I use the word “news” advisedly here, since I wanted to draw your attention to two blogs of note … they are “news” because I read them in my news reader, how’s that? Google Reader has a “trends” page that offers stats about your reading habits. One thing stood out: most of the subscriptions on my “Top Ten” list (sorted by how many posts I actually read, as opposed to ones I skipped) go unread by me. For instance, I subscribe to Lifehacker, and they crank out a lot of posts each day, but I only read 18% of those posts.
One blog I have mentioned before is “A plain blog about politics” by Jonathan Bernstein. I bring it up again here because while Jonathan doesn’t post as often as Lifehacker (there’s only one of him, and lots of people on Lifehacker), I have read 100% of what he has written. This is, as you can imagine, a record. I mentioned to Jonathan earlier today that when I was listening to some pundits on the radio, I knew more about what they were discussing because I had his blog for background material. His writing on the process of creating a health-care reform measure has been fascinating. I admit that at times I want to pull my hair out as I read him … he understands the process in some detail, and he is always looking several steps down the road, while I want things done now, exactly my way. The result is that I am reading more about mainstream Democratic thought than I have in years, and while I differ at times from Jonathan on philosophies, I have a much better understanding of how someone could come to a reasoned position as a centrist.
I’d also like to mention a site where I have read 97% of what they post. To be honest, I don’t know where that other 3% went, because I love “If Charlie Parker Was a Gunslinger, There’d Be a Whole Lot of Dead Copycats” and read it religiously. It’s not the kind of site that would end up in these “news” posts of mine … the posts are made up almost entire of pictures (photos, usually) with no comments other than identifiers (although there is a comments section where people can chime in).
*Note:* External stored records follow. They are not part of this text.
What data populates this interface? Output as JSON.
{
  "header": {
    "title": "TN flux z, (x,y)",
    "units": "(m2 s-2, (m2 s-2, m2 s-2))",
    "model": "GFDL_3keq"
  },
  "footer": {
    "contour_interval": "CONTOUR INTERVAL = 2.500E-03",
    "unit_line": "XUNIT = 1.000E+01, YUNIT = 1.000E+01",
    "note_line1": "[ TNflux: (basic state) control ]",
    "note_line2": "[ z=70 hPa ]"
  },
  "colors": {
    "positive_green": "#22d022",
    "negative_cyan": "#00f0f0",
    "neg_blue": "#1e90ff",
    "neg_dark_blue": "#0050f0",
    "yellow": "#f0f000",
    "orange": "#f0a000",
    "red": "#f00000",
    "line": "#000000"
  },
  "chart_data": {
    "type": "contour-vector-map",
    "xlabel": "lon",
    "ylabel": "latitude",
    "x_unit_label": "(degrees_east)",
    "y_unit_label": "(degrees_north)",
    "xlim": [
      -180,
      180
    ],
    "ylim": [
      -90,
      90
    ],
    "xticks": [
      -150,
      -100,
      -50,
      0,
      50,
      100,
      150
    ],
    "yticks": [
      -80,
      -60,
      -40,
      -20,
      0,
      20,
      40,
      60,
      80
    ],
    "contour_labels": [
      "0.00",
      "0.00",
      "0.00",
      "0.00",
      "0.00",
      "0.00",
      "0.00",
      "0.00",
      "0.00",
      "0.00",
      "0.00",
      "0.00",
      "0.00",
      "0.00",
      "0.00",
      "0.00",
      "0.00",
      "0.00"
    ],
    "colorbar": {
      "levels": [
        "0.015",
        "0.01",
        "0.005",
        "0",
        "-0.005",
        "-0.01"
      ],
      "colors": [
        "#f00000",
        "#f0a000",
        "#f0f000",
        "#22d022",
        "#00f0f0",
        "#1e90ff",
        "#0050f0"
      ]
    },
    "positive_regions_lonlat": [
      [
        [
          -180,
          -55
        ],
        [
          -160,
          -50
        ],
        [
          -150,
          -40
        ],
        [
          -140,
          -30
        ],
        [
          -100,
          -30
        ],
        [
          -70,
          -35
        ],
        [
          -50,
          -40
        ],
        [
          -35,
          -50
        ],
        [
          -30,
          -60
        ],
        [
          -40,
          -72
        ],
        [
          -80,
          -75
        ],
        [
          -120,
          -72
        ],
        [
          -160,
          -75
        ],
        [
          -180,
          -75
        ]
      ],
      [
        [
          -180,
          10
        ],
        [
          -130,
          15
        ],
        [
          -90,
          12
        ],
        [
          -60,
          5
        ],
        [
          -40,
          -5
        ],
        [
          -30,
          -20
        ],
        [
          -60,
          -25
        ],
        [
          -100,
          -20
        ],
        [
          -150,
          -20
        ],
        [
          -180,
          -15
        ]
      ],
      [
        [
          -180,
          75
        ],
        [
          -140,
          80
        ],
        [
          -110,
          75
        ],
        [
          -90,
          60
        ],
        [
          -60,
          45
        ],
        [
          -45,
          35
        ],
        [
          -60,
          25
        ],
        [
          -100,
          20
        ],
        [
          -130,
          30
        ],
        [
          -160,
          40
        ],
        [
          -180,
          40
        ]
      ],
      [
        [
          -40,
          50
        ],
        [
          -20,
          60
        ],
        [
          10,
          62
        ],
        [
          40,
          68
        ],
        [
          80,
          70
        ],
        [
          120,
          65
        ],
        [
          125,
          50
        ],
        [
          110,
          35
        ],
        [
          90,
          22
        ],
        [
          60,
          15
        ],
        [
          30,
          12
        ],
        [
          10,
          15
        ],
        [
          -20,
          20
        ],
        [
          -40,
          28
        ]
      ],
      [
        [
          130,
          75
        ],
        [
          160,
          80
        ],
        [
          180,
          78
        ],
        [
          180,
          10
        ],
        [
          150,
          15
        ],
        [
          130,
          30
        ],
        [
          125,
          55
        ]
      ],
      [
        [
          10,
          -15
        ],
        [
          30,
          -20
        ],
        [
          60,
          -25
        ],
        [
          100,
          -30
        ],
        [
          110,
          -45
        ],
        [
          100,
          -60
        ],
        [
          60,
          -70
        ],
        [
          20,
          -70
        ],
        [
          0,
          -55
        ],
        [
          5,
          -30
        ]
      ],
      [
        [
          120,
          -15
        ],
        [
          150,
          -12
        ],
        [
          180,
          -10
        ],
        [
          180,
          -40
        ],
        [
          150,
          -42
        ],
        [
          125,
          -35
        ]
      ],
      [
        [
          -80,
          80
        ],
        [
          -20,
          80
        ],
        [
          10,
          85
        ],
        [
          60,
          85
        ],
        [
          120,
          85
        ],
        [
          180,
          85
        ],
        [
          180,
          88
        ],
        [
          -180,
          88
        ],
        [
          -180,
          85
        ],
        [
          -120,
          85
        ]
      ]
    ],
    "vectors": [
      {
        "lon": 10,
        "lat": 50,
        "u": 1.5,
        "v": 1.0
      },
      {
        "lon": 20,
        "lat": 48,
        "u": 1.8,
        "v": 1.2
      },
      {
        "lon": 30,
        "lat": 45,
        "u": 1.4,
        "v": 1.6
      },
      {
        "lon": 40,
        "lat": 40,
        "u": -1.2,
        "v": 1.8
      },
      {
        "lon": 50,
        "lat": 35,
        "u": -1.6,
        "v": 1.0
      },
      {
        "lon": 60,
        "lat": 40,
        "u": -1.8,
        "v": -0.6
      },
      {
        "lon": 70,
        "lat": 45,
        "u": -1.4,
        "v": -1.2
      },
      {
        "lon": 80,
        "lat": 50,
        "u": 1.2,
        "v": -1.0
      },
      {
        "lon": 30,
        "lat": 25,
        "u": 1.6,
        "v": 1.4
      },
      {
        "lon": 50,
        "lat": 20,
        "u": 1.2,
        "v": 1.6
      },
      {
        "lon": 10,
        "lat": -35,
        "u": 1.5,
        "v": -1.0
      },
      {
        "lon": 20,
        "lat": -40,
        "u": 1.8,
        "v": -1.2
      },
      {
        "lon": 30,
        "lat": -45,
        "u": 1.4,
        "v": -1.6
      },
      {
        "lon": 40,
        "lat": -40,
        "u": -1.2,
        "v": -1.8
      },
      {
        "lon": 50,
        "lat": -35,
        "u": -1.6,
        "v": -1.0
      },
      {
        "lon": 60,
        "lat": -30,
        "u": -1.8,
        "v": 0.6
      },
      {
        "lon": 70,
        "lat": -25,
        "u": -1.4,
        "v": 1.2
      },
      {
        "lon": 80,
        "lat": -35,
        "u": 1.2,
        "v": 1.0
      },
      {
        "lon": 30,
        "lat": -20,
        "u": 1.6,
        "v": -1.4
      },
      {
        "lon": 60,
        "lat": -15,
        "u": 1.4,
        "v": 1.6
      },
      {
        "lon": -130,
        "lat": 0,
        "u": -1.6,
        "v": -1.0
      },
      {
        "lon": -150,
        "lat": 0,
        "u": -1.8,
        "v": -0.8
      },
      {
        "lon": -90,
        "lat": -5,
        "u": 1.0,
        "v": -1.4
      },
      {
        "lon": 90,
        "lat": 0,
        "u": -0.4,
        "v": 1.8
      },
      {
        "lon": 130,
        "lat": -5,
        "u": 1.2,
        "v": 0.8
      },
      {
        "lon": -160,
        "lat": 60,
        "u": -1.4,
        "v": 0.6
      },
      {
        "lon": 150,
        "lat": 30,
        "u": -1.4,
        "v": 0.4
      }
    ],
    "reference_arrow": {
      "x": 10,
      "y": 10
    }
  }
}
The folks at this site (five people are listed, but I tend to associate it with “Tom Sutpen”) offer what they call “An Ongoing Series of Cultural and Personal Observations.” The posts fall into a wide variety of categories that are thematic in nature … “Norman Rockwell Saved from Drowning,” “Artists in Action,” or “Tricky: Scenes from a Life.” Sometimes you’ll see something you recognize, other times you’ll find something new-to-you and perfect.
Google Reader doesn’t lie … these two sites are always worth checking out.